Pour la consommation de biens, « c’est un mauvais départ pour 2012, avec un acquis de « croissance » de -0,4% pour le premier trimestre de cette année », assure encore l’économiste. Cet accès de faiblesse de la consommation tombe mal pour le gouvernement alors qu’il doit faire adopter son projet de TVA sociale au parlement. Cette baisse ne manquera pas d’être exploitée par les opposants du projet pour qui la TVA sociale risque de pénaliser la consommation.

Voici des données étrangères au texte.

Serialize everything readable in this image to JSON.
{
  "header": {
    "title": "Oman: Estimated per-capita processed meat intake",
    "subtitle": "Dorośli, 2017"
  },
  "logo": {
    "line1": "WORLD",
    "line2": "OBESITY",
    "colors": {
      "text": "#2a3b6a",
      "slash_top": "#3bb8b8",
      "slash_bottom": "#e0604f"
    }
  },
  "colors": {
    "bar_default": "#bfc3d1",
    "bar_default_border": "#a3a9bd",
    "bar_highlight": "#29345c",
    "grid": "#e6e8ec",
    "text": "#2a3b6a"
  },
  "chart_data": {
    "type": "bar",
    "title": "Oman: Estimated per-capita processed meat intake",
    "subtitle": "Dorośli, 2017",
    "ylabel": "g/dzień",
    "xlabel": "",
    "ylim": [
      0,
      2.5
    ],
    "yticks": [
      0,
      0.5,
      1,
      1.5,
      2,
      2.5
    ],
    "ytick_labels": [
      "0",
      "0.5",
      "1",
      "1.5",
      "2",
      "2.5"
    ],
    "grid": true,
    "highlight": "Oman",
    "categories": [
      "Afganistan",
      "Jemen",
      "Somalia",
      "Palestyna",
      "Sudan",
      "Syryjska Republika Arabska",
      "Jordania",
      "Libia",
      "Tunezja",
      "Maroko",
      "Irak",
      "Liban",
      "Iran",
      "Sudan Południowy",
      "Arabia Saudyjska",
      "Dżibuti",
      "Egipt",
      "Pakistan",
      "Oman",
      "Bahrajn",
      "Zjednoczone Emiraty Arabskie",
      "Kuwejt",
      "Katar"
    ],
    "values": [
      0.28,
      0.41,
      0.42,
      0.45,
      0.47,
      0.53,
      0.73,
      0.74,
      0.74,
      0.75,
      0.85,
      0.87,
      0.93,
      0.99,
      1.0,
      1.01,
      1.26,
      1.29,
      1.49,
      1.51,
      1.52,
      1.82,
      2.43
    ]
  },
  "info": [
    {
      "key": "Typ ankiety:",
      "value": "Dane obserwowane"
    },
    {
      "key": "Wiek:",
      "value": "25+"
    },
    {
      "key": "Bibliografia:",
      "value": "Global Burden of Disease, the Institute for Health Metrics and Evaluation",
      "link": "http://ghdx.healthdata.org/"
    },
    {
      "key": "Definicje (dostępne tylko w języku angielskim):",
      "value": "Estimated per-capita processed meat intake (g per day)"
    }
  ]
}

L’industrie américaine confirme
L’industrie américaine poursuit son redressement. Selon les chiffres de la réserve fédérale, la production manufacturière a progressé de 4,5 % en 2011, après une hausse de 5,4 % en 2010. En décembre, l’activité industrielle a enregistré sa plus forte accélération de l’année (avec une hausse de 0,9 % sur un mois). Le taux d’utilisation des capacités de production était lui à son plus haut niveau en décembre depuis trois ans et demi. La tendance devrait se poursuivre début 2012. Selon l’indice ISM des directeurs d’achats du secteur manufacturier, les usines américaines ont encore augmenté le rythme. L’indice s’est établi en janvier à 54,1 % contre 53,1 % en décembre. Mais pour que le redressement se confirme, il faudra qu’il se concrétise aussi sur le marché de l’emploi, toujours déprimé. Les chiffres de l’emploi américain, publié cet après-midi, seront surveillés de près par les économistes.
Les PME cotées de plus en plus étouffées par les multinationales
Il y a de moins en moins de place pour les petites ! Selon une étude réalisée par l’EM Lyon, l’Institut français du gouvernement des entreprises et l’Institut de recherche de Middlenext, l’association des valeurs boursières petites et moyennes, les multinationales drainent pratiquement toutes les ressources de la Bourse à elle, ne laissant que la portion congrue aux PME cotées.
Entre 1992 et 2010, si le nombre de très grandes entreprises cotées en bourse a augmenté, leur proportion est restée stable du fait de l’augmentation encore plus forte des introductions de PME et d’ETI. En revanche, les très grandes entreprises ont vu leur chiffre d’affaires moyen passer de près de 12 milliards d’euros en 1992 à 23,5 milliards d’euros en 2010, tandis que le chiffre d’affaires moyen des PME dégringolait de 39 millions d’euros à 17 millions d’euros. Dans le même temps, la capitalisation boursière moyenne de ces géantes a été multipliée par quatre pour représenter près de 80 % du poids de la capitalisation boursière totale, tandis que celle des small et mid-caps se réduisait.